Last Thursday afternoon, lifelong Inverness resident Trygve Hansen died when his car rolled 500 feet down a steep embankment off Ridgecrest Boulevard, a scenic road that winds above Stinson Beach in Mount Tamalpais State Park. His 13-year-old son, Theo Milner-Hansen, who had been asleep in the passenger seat, survived the crash with cuts and bruises and came home from the hospital on Monday. 

After plunging down the slope, the car hit a tree and ejected both father and son. Molli Milner, Theo’s mother, received a call from Theo while he lay at the scene, trying to understand what had happened. 

“Theo said he woke up because they had seemingly accelerated. He said he saw the ocean, though that must’ve just been the fog,” she recalled. “He explained that they had rolled, end over end and also around.”

Molli, who called 911 immediately after talking to her son, described how calm he was, and how he thought to share his location on his cell phone with her. 

It turned out that he had been thrown onto another car—a rusted, abandoned one also at the bottom of the steep slope. Though at first Theo was stuck, he managed to remove himself and get into a better position to wait. 

Molli and her fiancé, Jonathan Dearman, left San Francisco for the scene of the accident. They received a text from Theo while on their way: “I have to go now, they are rescuing me.”

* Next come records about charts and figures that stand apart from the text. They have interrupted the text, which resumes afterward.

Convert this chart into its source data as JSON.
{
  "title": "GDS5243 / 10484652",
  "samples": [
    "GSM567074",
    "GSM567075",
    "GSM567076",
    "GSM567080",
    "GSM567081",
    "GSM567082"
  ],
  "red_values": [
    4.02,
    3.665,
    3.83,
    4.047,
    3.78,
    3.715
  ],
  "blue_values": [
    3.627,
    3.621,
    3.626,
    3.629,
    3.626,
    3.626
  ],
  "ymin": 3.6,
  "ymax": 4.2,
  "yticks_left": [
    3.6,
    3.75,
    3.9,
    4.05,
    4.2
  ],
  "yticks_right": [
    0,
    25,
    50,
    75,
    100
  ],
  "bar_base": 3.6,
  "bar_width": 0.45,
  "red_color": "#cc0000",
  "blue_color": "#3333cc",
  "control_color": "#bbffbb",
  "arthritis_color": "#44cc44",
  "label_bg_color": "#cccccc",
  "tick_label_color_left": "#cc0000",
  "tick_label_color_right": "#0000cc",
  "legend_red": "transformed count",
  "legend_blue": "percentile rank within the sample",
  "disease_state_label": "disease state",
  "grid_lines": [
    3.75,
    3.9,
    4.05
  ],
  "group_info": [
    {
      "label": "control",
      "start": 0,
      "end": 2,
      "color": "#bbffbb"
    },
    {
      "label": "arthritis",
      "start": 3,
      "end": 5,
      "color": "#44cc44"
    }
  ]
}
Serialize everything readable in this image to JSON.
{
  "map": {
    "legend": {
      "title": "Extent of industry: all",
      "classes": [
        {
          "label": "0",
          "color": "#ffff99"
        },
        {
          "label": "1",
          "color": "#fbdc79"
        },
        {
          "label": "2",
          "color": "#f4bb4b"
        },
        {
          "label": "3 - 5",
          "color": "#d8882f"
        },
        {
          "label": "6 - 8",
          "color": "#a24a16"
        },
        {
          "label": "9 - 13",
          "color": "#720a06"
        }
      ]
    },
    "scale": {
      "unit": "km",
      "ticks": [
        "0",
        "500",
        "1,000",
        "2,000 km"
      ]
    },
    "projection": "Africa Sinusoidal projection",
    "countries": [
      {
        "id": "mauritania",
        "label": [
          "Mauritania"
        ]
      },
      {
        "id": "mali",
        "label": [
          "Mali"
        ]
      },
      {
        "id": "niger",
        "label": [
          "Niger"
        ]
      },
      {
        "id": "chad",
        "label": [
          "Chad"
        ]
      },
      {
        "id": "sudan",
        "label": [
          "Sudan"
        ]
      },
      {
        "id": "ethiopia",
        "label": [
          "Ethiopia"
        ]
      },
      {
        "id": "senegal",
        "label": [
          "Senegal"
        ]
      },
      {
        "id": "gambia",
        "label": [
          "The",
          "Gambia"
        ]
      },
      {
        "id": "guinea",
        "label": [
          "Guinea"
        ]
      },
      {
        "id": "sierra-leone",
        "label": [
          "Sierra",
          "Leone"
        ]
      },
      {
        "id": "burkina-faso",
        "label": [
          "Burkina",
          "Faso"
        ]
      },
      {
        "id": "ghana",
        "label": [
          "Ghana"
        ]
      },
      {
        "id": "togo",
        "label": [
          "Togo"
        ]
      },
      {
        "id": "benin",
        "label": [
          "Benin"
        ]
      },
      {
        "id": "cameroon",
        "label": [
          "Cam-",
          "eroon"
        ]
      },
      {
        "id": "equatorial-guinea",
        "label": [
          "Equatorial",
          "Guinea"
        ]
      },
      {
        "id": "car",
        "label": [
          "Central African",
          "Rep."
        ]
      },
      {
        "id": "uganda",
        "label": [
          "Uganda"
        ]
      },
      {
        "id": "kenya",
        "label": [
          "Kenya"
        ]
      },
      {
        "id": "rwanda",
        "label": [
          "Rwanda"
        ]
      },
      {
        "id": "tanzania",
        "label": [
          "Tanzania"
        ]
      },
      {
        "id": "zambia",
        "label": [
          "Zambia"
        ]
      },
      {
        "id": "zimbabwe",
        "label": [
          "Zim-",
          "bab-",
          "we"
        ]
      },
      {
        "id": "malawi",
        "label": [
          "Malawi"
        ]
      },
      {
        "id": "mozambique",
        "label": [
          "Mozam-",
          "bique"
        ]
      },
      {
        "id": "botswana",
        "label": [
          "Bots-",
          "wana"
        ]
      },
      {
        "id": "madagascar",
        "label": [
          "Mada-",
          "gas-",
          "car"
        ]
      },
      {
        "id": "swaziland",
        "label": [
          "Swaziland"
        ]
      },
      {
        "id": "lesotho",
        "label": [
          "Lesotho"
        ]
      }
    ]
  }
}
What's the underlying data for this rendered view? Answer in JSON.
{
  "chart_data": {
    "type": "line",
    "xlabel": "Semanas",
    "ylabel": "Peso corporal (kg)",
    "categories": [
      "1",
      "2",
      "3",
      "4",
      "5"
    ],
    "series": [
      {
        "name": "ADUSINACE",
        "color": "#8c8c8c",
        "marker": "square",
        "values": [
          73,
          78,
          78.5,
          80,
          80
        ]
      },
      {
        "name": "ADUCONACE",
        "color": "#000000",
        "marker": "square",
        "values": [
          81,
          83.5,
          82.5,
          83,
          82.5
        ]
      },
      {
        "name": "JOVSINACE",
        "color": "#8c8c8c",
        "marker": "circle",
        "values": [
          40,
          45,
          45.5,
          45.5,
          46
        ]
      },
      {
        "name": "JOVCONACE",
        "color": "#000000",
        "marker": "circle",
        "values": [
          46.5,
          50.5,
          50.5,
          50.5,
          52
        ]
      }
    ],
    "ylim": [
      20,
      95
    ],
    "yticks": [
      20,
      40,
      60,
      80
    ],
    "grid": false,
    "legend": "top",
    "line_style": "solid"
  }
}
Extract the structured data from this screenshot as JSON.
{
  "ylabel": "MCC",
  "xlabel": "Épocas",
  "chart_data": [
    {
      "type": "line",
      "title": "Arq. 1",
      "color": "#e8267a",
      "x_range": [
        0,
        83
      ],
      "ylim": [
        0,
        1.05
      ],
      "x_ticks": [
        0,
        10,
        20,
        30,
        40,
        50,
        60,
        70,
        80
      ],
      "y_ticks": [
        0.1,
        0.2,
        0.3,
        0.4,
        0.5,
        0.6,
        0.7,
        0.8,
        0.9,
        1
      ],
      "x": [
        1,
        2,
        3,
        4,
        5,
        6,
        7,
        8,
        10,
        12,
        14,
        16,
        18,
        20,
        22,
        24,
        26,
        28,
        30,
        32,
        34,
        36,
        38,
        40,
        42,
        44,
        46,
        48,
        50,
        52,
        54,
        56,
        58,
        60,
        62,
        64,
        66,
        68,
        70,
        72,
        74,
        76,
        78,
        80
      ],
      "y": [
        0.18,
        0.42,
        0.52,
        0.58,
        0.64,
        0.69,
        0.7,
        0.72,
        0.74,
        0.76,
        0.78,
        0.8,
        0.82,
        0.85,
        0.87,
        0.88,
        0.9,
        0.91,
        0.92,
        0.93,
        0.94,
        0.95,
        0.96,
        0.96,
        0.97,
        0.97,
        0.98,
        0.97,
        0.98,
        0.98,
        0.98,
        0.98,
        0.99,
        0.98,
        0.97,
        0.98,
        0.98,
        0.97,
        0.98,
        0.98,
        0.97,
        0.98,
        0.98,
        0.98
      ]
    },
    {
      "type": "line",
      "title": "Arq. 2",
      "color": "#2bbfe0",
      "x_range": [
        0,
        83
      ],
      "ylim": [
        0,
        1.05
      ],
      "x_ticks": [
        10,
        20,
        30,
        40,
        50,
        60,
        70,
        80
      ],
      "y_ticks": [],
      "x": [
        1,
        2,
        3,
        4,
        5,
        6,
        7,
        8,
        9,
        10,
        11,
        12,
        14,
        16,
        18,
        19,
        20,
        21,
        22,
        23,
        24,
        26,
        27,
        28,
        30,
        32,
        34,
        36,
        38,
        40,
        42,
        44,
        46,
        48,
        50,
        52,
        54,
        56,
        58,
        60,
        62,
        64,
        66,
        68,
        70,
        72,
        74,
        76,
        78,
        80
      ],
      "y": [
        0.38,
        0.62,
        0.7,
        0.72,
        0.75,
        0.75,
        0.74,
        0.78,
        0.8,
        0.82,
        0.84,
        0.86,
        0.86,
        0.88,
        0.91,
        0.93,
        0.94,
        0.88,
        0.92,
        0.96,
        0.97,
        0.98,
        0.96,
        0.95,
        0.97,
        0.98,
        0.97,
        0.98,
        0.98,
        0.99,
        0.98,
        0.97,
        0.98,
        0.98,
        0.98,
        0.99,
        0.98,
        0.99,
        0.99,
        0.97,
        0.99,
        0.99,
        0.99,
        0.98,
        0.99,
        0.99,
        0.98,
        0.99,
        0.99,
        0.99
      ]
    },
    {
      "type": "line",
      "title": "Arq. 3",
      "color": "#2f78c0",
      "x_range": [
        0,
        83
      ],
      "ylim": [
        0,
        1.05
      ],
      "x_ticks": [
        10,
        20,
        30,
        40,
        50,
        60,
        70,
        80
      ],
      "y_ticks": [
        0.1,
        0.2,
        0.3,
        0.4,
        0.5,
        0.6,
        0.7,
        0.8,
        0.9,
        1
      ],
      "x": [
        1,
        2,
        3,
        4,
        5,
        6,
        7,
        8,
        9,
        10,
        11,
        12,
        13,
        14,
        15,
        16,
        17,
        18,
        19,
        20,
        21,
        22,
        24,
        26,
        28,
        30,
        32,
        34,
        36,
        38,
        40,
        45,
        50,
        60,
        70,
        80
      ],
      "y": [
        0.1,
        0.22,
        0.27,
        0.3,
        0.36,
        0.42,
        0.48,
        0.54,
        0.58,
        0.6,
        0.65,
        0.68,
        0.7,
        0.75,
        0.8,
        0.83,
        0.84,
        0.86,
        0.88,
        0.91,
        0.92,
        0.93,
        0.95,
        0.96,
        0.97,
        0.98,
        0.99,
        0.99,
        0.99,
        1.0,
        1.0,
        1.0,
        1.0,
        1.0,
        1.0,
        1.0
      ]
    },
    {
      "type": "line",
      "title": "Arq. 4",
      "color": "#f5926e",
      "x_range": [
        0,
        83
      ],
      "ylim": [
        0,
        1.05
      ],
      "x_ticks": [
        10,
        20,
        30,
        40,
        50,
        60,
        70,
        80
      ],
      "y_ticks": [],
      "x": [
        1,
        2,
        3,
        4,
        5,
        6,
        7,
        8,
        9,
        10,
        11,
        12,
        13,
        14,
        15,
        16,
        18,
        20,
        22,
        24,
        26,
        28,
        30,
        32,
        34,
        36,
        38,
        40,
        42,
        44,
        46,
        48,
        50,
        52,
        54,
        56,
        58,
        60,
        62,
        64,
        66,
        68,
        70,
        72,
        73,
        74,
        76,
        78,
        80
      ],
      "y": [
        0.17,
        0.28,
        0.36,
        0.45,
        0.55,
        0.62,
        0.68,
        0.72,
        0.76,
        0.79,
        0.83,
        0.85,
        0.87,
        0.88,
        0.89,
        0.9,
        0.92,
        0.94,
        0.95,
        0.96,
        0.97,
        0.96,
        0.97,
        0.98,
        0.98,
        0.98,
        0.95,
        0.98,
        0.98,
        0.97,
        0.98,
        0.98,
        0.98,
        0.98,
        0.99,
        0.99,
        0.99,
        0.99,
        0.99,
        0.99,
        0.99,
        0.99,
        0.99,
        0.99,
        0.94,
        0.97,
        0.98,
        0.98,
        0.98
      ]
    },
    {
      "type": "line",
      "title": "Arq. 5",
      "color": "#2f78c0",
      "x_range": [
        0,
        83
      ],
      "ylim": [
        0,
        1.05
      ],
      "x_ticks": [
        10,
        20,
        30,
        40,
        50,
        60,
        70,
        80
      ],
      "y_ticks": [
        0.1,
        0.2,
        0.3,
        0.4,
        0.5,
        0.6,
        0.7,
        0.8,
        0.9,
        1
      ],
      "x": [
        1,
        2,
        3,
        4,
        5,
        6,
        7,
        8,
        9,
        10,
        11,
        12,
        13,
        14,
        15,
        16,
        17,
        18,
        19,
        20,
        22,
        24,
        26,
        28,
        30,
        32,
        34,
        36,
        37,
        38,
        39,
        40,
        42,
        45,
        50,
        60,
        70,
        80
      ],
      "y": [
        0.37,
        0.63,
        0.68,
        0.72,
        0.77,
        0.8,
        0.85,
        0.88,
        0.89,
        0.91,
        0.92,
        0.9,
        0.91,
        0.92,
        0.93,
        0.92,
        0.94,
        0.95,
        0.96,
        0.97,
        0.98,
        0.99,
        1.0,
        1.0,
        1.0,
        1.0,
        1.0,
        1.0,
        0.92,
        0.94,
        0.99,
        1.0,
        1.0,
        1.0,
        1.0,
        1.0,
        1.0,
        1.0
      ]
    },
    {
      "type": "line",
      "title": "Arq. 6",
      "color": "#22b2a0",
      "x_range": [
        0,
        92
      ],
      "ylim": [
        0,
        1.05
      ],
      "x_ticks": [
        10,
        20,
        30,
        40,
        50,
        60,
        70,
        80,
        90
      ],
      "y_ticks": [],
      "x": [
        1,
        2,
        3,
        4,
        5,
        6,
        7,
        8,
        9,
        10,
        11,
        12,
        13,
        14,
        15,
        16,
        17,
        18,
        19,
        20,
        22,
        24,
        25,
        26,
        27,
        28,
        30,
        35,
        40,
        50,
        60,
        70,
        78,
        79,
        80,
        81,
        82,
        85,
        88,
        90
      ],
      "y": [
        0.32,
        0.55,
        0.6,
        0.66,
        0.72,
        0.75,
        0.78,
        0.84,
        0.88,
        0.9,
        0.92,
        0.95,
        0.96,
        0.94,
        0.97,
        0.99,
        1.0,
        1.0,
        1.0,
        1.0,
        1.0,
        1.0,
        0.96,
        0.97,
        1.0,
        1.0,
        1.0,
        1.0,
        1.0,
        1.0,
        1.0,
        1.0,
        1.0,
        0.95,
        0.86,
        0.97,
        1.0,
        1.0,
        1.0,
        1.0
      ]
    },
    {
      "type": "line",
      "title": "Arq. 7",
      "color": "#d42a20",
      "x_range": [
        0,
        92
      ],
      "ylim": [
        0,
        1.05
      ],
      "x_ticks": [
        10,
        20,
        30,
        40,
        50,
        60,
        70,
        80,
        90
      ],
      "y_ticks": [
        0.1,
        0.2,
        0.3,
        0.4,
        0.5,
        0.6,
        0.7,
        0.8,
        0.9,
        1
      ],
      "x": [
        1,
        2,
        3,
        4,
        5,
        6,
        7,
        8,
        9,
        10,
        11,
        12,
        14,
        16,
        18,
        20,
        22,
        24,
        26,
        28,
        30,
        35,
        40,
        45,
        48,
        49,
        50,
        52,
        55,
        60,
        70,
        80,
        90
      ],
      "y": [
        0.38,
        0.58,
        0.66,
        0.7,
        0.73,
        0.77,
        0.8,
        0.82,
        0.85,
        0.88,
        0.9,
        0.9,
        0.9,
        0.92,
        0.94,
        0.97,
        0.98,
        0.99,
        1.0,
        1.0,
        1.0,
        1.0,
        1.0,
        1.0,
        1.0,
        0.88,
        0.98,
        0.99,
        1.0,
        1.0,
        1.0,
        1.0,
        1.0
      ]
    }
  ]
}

Theo and his father had been coming home from Ruth Asawa School of the Arts in San Francisco, where Theo is a ninth grader, after graduating from the Bolinas School last year. They were traveling west on Ridgecrest Boulevard, between Panoramic Highway and the Bolinas-Fairfax Road. A tight curve on the boulevard, near Willow Camp Fire Road, may have caused Trygve to lose control.

Molli said she wasn’t sure why they took that road—maybe to avoid traffic. It wasn’t common for them to do so, though Trygve surely knew the road well. The route is typically breathtaking, but the day was foggy and offered limited visibility, according to the sheriff’s report.

Theo suffered bruises on his stomach and hip, where the seat belt had dug into him; he also has deep gashes on both legs and required several stitches on his forehead. “The [first responders] told me that no one should have made it, no one should have survived that crash,” Jonathan said. 

Molli added, “The number of miracles—that I picked up the phone, that he had service in the first place, that he was leaned back a little in his seat to sleep, which might have helped protect him from hitting the dash—it was like someone wrapped him in bubble wrap to fall down that mountain.”

Emergency responders from Stinson Beach, Throckmorton, Southern Marin and Mill Valley fire departments, the California Highway Patrol, California State Parks and the Marin County Sheriff’s Office responded to the scene. Henry Bustamante, a fire engineer stationed at Throckmorton—a station about a 15-minute drive from the scene of the accident—told the Light that helicopters had been dispatched, but they couldn’t fly in because of the fog. In the end, responders used a rope pulley system to bring up both father and son in rescue baskets.

It was the second fatal accident Mr. Bustamante and others responded to on Ridgecrest Boulevard in the last month. On the morning of March 23, San Rafael resident Brad de la Garza, 55, died when his car drove off the road a quarter-mile from where Theo and his father left the road. 

“There are not that many calls we respond to on that road,” Mr. Bustamante said. “In general, it is tourists who take the road for the view, though that was not so in these two cases.” 

The rescue crew transported Theo to Marin General Hospital. Trygve was pronounced dead at the scene; the cause and manner of his death are pending the conclusion of an investigation by the highway patrol, state parks and the sheriff’s office. 

Trygve retired from computer engineering a few years ago, and has lived in Inverness, where he grew up and where many of his family members still live, for the majority of his life. He is survived by his son, his brother Michael Hansen of Santa Rosa and his sister, Jackie Hansen Cardwell Inverness. He was 53 years old. 

“He loved nature, he loved Inverness: that was his home. It was so important to him that Theo share that and have Inverness in his life. The love of Inverness and love of nature are such defining aspects. And at the center of everything was Theo,” Molli said. 

She and Trygve separated when Theo was 2, though she lived in West Marin until recently, when she relocated to San Francisco. The founder of Small Blue Planet, a company that organizes weddings and other events with a focus on environmental sustainability, she still works in the area.

 

A memorial will be held for Trygve later this month. Donations to a fund for Theo’s college education can be made to a Wells Fargo account under Molli Milner’s name.